Non interpreta semplicemente delle pagine: le vive e le condivide con il pubblico con una naturalezza sorprendente. Il suo modo di stare sul palco è quello di un amico seduto accanto a te che, davanti a un bicchiere di vino, decide di raccontarti qualcosa che lo ha fatto ridere, emozionare o riflettere.
Non c’è mai la sensazione di assistere a una lezione o a una prova di bravura attoriale. Leo evita qualsiasi distanza con la platea, costruendo un dialogo continuo fatto di pause, sguardi e tempi comici perfetti. È questa apparente semplicità, frutto di una notevole maturità artistica, a rendere lo spettacolo così coinvolgente.
Parole, risate e poesia senza una vera trama
Lo spettacolo non segue una narrazione lineare. Si muove liberamente tra racconti, articoli di giornale, testi di grandi autori, aneddoti personali e riflessioni sulla comicità, sul linguaggio e sul bisogno tutto umano di raccontare storie.
Si ride spesso, ma la risata non è mai fine a sé stessa. Arriva sempre dopo un’osservazione intelligente o lascia spazio, pochi istanti dopo, a una riflessione più profonda.

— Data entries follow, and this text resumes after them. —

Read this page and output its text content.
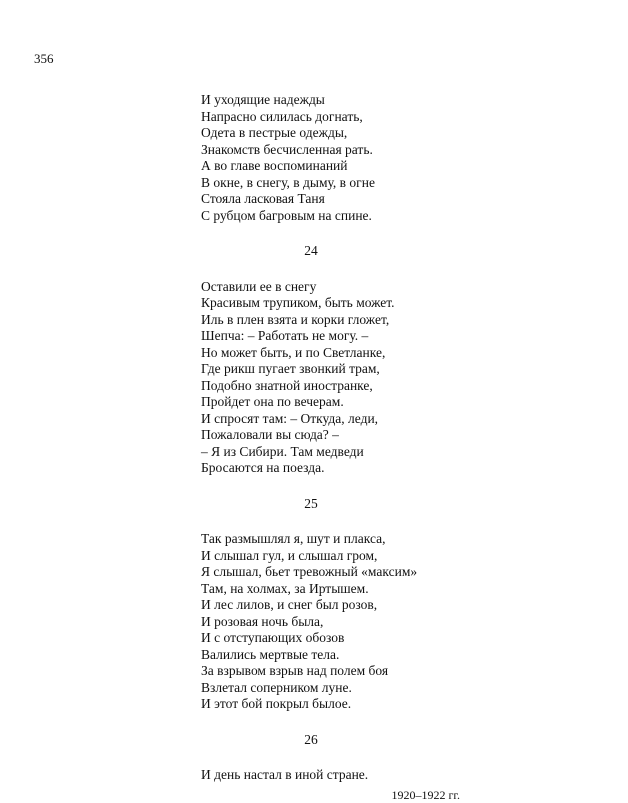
356
И уходящие надежды
Напрасно силилась догнать,
Одета в пестрые одежды,
Знакомств бесчисленная рать.
А во главе воспоминаний
В окне, в снегу, в дыму, в огне
Стояла ласковая Таня
С рубцом багровым на спине.
24
Оставили ее в снегу
Красивым трупиком, быть может.
Иль в плен взята и корки гложет,
Шепча: – Работать не могу. –
Но может быть, и по Светланке,
Где рикш пугает звонкий трам,
Подобно знатной иностранке,
Пройдет она по вечерам.
И спросят там: – Откуда, леди,
Пожаловали вы сюда? –
– Я из Сибири. Там медведи
Бросаются на поезда.
25
Так размышлял я, шут и плакса,
И слышал гул, и слышал гром,
Я слышал, бьет тревожный «максим»
Там, на холмах, за Иртышем.
И лес лилов, и снег был розов,
И розовая ночь была,
И с отступающих обозов
Валились мертвые тела.
За взрывом взрыв над полем боя
Взлетал соперником луне.
И этот бой покрыл былое.
26
И день настал в иной стране.
1920–1922 гг.
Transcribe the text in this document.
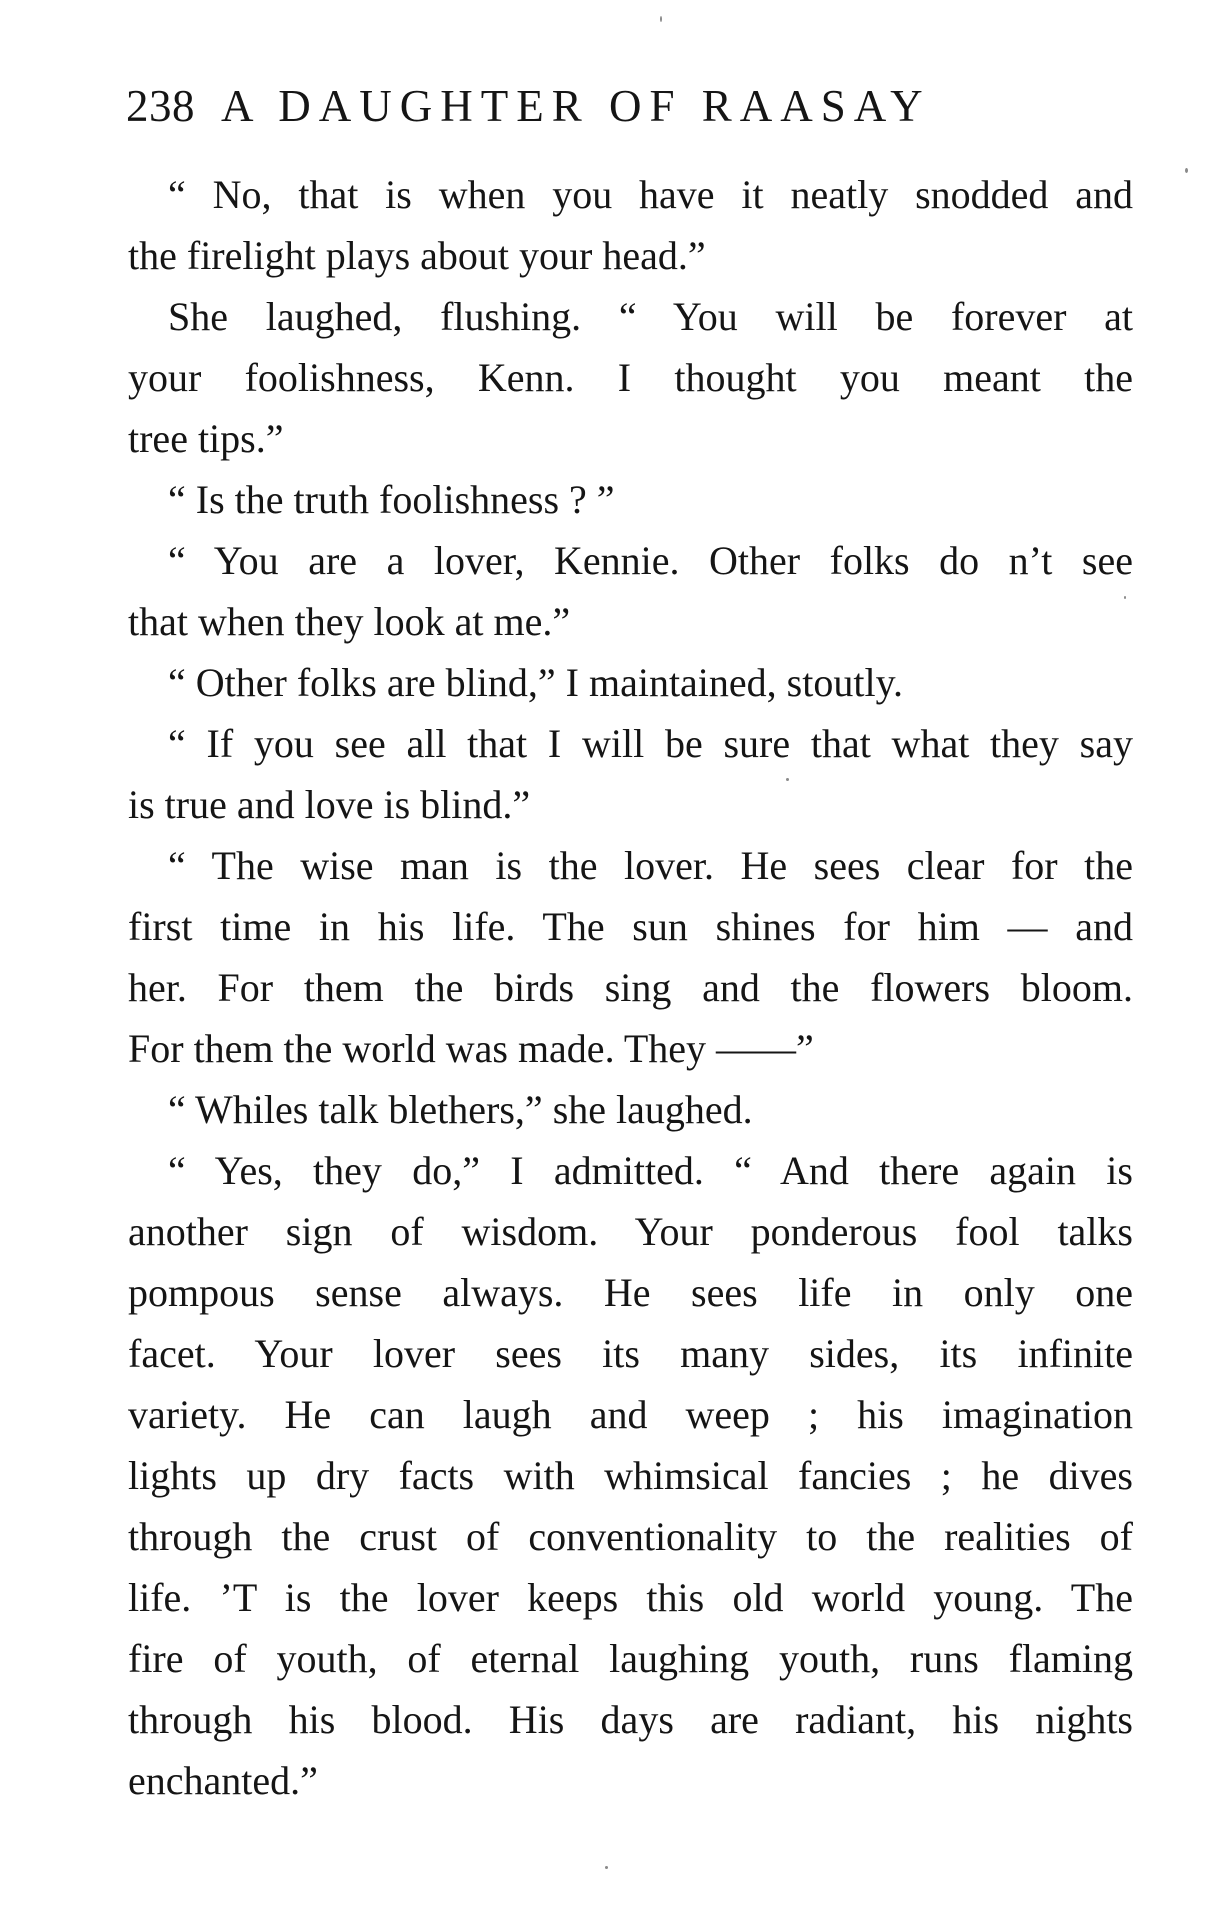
238 A DAUGHTER OF RAASAY
“ No, that is when you have it neatly snodded and
the firelight plays about your head.”
She laughed, flushing. “ You will be forever at
your foolishness, Kenn. I thought you meant the
tree tips.”
“ Is the truth foolishness ? ”
“ You are a lover, Kennie. Other folks do n’t see
that when they look at me.”
“ Other folks are blind,” I maintained, stoutly.
“ If you see all that I will be sure that what they say
is true and love is blind.”
“ The wise man is the lover. He sees clear for the
first time in his life. The sun shines for him — and
her. For them the birds sing and the flowers bloom.
For them the world was made. They ——”
“ Whiles talk blethers,” she laughed.
“ Yes, they do,” I admitted. “ And there again is
another sign of wisdom. Your ponderous fool talks
pompous sense always. He sees life in only one
facet. Your lover sees its many sides, its infinite
variety. He can laugh and weep ; his imagination
lights up dry facts with whimsical fancies ; he dives
through the crust of conventionality to the realities of
life. ’T is the lover keeps this old world young. The
fire of youth, of eternal laughing youth, runs flaming
through his blood. His days are radiant, his nights
enchanted.”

È proprio questo continuo equilibrio tra leggerezza ed emozione a rappresentare il cuore dello spettacolo, che cambia ogni sera adattandosi al luogo e al pubblico.

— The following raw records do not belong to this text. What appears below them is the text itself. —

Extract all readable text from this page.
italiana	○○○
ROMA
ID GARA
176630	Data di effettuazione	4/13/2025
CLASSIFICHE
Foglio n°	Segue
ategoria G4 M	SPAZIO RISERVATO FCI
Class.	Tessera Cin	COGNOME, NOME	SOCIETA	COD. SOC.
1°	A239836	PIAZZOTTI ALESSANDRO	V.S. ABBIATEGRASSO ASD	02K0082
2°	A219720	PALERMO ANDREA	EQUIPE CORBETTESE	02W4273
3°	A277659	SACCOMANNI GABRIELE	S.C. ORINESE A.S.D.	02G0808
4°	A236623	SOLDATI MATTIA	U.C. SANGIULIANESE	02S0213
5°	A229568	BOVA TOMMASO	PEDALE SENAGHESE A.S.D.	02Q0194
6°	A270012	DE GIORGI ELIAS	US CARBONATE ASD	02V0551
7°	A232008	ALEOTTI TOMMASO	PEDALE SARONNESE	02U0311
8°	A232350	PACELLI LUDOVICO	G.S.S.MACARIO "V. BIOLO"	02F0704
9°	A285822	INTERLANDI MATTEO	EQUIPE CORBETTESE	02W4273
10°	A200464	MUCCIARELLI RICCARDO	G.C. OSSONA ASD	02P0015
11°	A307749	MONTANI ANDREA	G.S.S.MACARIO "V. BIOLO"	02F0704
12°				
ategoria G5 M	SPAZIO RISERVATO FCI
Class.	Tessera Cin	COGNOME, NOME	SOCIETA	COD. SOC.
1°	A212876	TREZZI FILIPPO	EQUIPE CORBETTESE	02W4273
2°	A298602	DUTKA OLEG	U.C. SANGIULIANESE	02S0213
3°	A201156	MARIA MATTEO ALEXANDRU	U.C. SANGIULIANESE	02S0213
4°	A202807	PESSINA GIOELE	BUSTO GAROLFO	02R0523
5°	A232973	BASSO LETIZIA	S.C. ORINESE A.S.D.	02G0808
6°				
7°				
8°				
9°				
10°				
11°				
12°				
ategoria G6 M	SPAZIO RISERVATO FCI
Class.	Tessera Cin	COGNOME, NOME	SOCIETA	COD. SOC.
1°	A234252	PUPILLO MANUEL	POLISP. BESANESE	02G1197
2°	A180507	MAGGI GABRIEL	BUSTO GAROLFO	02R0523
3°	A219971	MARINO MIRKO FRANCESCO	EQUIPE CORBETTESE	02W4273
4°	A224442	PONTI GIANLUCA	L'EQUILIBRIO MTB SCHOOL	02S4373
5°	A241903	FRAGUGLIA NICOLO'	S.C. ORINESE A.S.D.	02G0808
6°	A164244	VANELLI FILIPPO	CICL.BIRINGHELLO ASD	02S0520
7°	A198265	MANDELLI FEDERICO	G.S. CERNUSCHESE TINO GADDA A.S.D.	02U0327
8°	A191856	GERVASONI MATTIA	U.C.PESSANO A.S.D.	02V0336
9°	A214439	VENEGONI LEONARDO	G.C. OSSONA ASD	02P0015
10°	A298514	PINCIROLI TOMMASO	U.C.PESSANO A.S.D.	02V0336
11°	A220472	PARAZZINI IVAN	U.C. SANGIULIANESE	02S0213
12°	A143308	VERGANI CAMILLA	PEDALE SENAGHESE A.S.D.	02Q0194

Jonis Bascir, presenza discreta ma fondamentale
Accanto a Edoardo Leo c’è Jonis Bascir, autore delle improvvisazioni musicali che accompagnano l’intero spettacolo.
La sua è una presenza elegante, mai invadente. Resta volutamente un passo indietro, senza cercare il protagonismo, ma perfettamente allineato al ritmo narrativo costruito da Leo. Le sue sonorità non interrompono mai il racconto: lo accompagnano, lo sostengono e ne amplificano le emozioni con grande sensibilità.
È proprio questa capacità di esserci senza sovrastare a rendere il contributo musicale uno degli elementi più riusciti dello spettacolo.
A Fermo una serata di teatro autentico
Nella splendida cornice di Villa Vitali, il pubblico ha seguito con attenzione ogni passaggio, alternando risate spontanee a lunghi applausi.
“Ti racconto una storia” dimostra come bastino una voce, un leggio, qualche libro e la musica giusta per tenere incollati centinaia di spettatori. Nessun artificio scenico, nessun effetto speciale: solo il potere della parola raccontata con sincerità.
Ed è probabilmente proprio questo il segreto dello spettacolo. Edoardo Leo non sale sul palco per impressionare il pubblico. Sale per condividere storie. E quando lo fa, riesce a far sentire ogni spettatore parte della stessa conversazione.